The story so far.

Born and raised in a tiny town in the central North Island, I grew up in a valley thinking the world was only as big and far as I could see.

I quickly showed a passion for the written word and my competitive nature saw me race ahead of my class in matters of the English language; only to expose myself too soon to what was going on behind the hills that sheltered me.

The early interest I’d had in performing, in writing, being on television and becoming a model was snuffed out when crippling anxiety moved in. At seven years old, I developed an auto-immune condition that affected my skin; made me different and forced me to hide.

My life became driven by fear, and now, with my new skin condition, a fear of being seen was top of the list.

My entire life was dictated by my condition; changing my hopes and dreams for the future, and shaping every decision I made.

By the time I was a young adult, I had learned how to hide myself; how to keep people at arm’s length, how to let go of my dreams, how to be quiet, how to lower my expectations and how to live in a state of constant fear - fear of not ever being able to live a fulfilling life, and fear of being found out as the monster I perceived myself to be.

I settled in every area. I felt lucky to get the bare minimum, believing it was all I deserved. Until one day, when I received the ultimate rejection, the thing I’d been so afraid of for so long. I was being set adrift into a new life as a single mother, and at first, the fear was overwhelming.
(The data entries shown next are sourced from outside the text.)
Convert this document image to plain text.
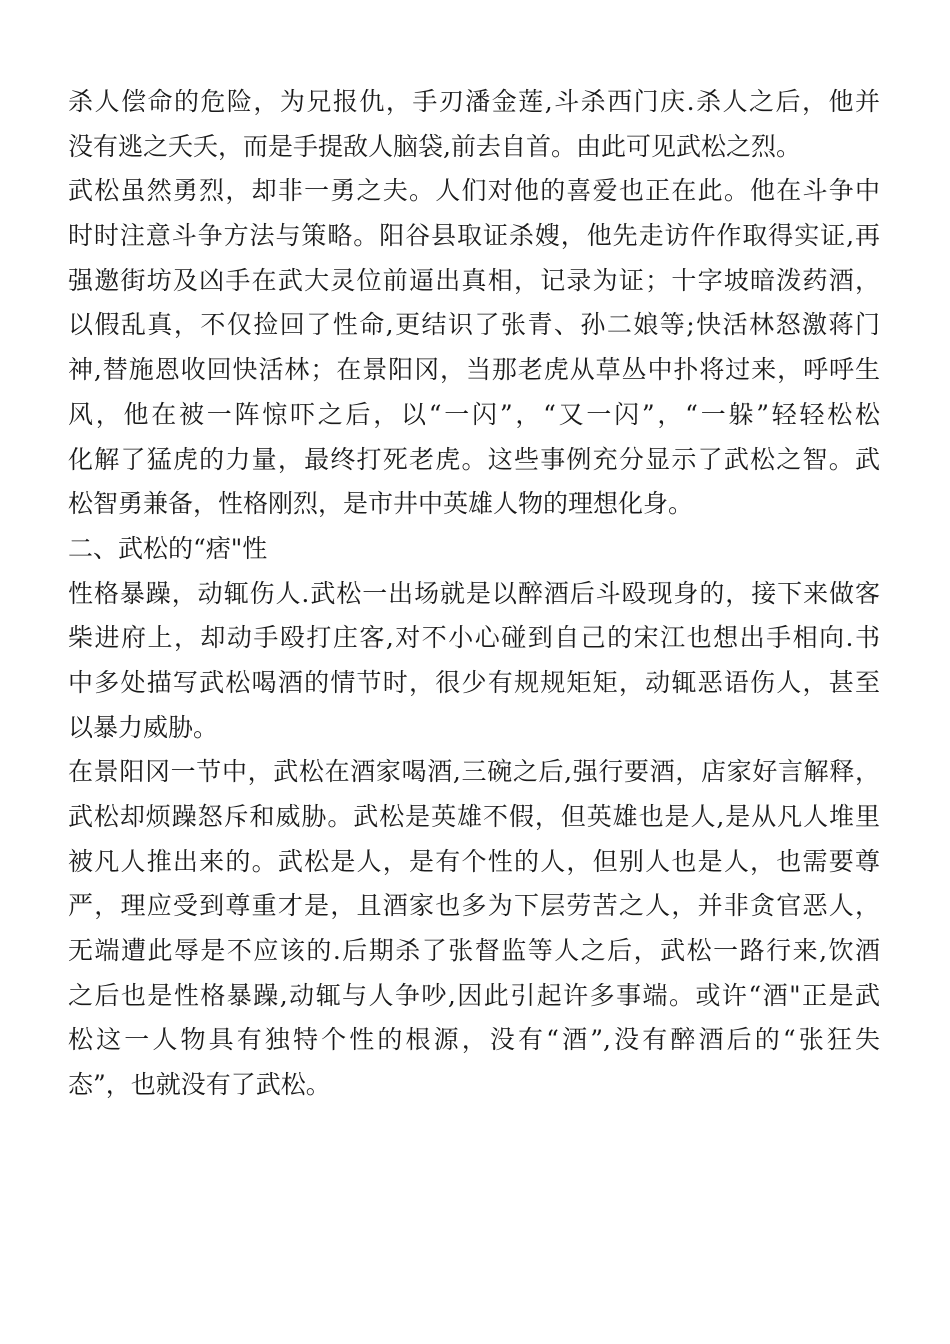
杀人偿命的危险，为兄报仇，手刃潘金莲,斗杀西门庆.杀人之后，他并
没有逃之夭夭，而是手提敌人脑袋,前去自首。由此可见武松之烈。
武松虽然勇烈，却非一勇之夫。人们对他的喜爱也正在此。他在斗争中
时时注意斗争方法与策略。阳谷县取证杀嫂，他先走访仵作取得实证,再
强邀街坊及凶手在武大灵位前逼出真相，记录为证；十字坡暗泼药酒，
以假乱真，不仅捡回了性命,更结识了张青、孙二娘等;快活林怒激蒋门
神,替施恩收回快活林；在景阳冈，当那老虎从草丛中扑将过来，呼呼生
风，他在被一阵惊吓之后，以“一闪”，“又一闪”，“一躲”轻轻松松
化解了猛虎的力量，最终打死老虎。这些事例充分显示了武松之智。武
松智勇兼备，性格刚烈，是市井中英雄人物的理想化身。
二、武松的“痞"性
性格暴躁，动辄伤人.武松一出场就是以醉酒后斗殴现身的，接下来做客
柴进府上，却动手殴打庄客,对不小心碰到自己的宋江也想出手相向.书
中多处描写武松喝酒的情节时，很少有规规矩矩，动辄恶语伤人，甚至
以暴力威胁。
在景阳冈一节中，武松在酒家喝酒,三碗之后,强行要酒，店家好言解释，
武松却烦躁怒斥和威胁。武松是英雄不假，但英雄也是人,是从凡人堆里
被凡人推出来的。武松是人，是有个性的人，但别人也是人，也需要尊
严，理应受到尊重才是，且酒家也多为下层劳苦之人，并非贪官恶人，
无端遭此辱是不应该的.后期杀了张督监等人之后，武松一路行来,饮酒
之后也是性格暴躁,动辄与人争吵,因此引起许多事端。或许“酒"正是武
松这一人物具有独特个性的根源，没有“酒”,没有醉酒后的“张狂失
态”，也就没有了武松。
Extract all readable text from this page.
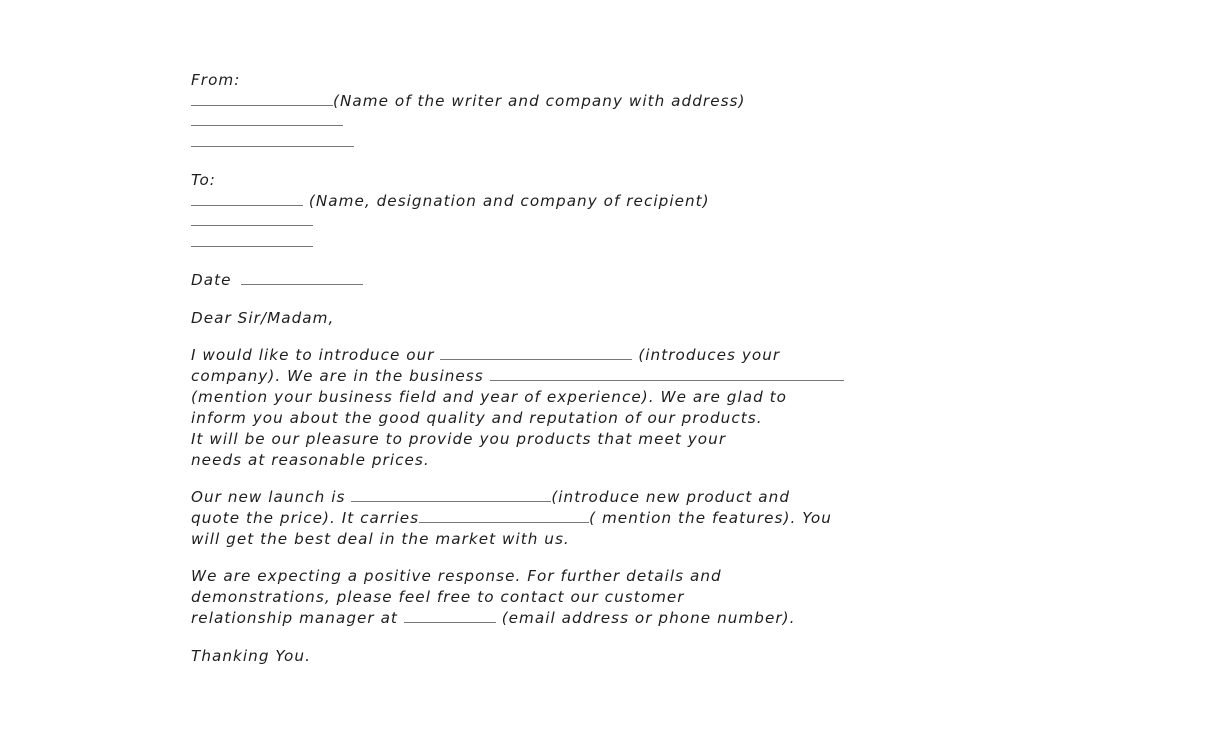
From:
(Name of the writer and company with address)
To:
(Name, designation and company of recipient)
Date
Dear Sir/Madam,
I would like to introduce our	(introduces your
company). We are in the business
(mention your business field and year of experience). We are glad to
inform you about the good quality and reputation of our products.
It will be our pleasure to provide you products that meet your
needs at reasonable prices.
Our new launch is	(introduce new product and
quote the price). It carries	( mention the features). You
will get the best deal in the market with us.
We are expecting a positive response. For further details and
demonstrations, please feel free to contact our customer
relationship manager at	(email address or phone number).
Thanking You.
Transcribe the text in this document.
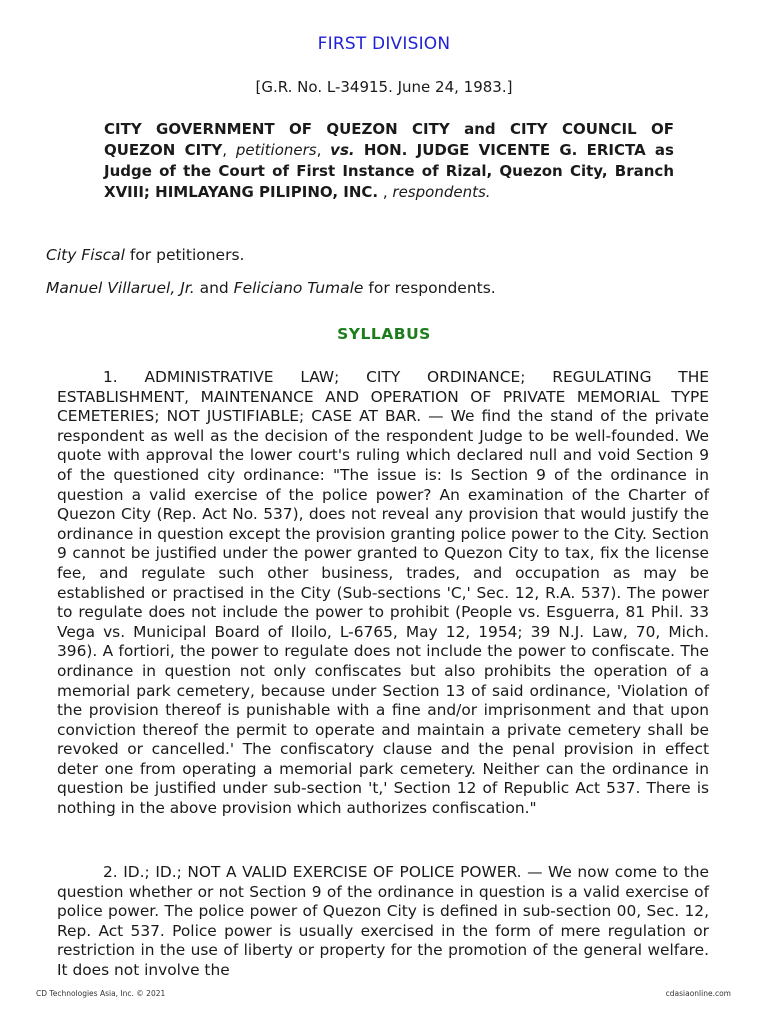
FIRST DIVISION
[G.R. No. L-34915. June 24, 1983.]
CITY GOVERNMENT OF QUEZON CITY and CITY COUNCIL OF QUEZON CITY, petitioners, vs. HON. JUDGE VICENTE G. ERICTA as Judge of the Court of First Instance of Rizal, Quezon City, Branch XVIII; HIMLAYANG PILIPINO, INC. , respondents.
City Fiscal for petitioners.
Manuel Villaruel, Jr. and Feliciano Tumale for respondents.
SYLLABUS

1. ADMINISTRATIVE LAW; CITY ORDINANCE; REGULATING THE ESTABLISHMENT, MAINTENANCE AND OPERATION OF PRIVATE MEMORIAL TYPE CEMETERIES; NOT JUSTIFIABLE; CASE AT BAR. — We find the stand of the private respondent as well as the decision of the respondent Judge to be well-founded. We quote with approval the lower court's ruling which declared null and void Section 9 of the questioned city ordinance: "The issue is: Is Section 9 of the ordinance in question a valid exercise of the police power? An examination of the Charter of Quezon City (Rep. Act No. 537), does not reveal any provision that would justify the ordinance in question except the provision granting police power to the City. Section 9 cannot be justified under the power granted to Quezon City to tax, fix the license fee, and regulate such other business, trades, and occupation as may be established or practised in the City (Sub-sections 'C,' Sec. 12, R.A. 537). The power to regulate does not include the power to prohibit (People vs. Esguerra, 81 Phil. 33 Vega vs. Municipal Board of Iloilo, L-6765, May 12, 1954; 39 N.J. Law, 70, Mich. 396). A fortiori, the power to regulate does not include the power to confiscate. The ordinance in question not only confiscates but also prohibits the operation of a memorial park cemetery, because under Section 13 of said ordinance, 'Violation of the provision thereof is punishable with a fine and/or imprisonment and that upon conviction thereof the permit to operate and maintain a private cemetery shall be revoked or cancelled.' The confiscatory clause and the penal provision in effect deter one from operating a memorial park cemetery. Neither can the ordinance in question be justified under sub-section 't,' Section 12 of Republic Act 537. There is nothing in the above provision which authorizes confiscation."

2. ID.; ID.; NOT A VALID EXERCISE OF POLICE POWER. — We now come to the question whether or not Section 9 of the ordinance in question is a valid exercise of police power. The police power of Quezon City is defined in sub-section 00, Sec. 12, Rep. Act 537. Police power is usually exercised in the form of mere regulation or restriction in the use of liberty or property for the promotion of the general welfare. It does not involve the

CD Technologies Asia, Inc. © 2021	cdasiaonline.com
I felt doomed. All my fears and ugly thoughts came to the surface and I took them as gospel.

As I stared down the rest of my life, I realised it was an opportunity.

A second chance, to live the life I had always wanted; to let go of the past mistakes and hurt and fear and leap into the unknown with a new curiosity and compassion for myself.

I was getting a do-over. And as scary as it might feel, I was finally ready to live the bolder, bigger life I had always deserved.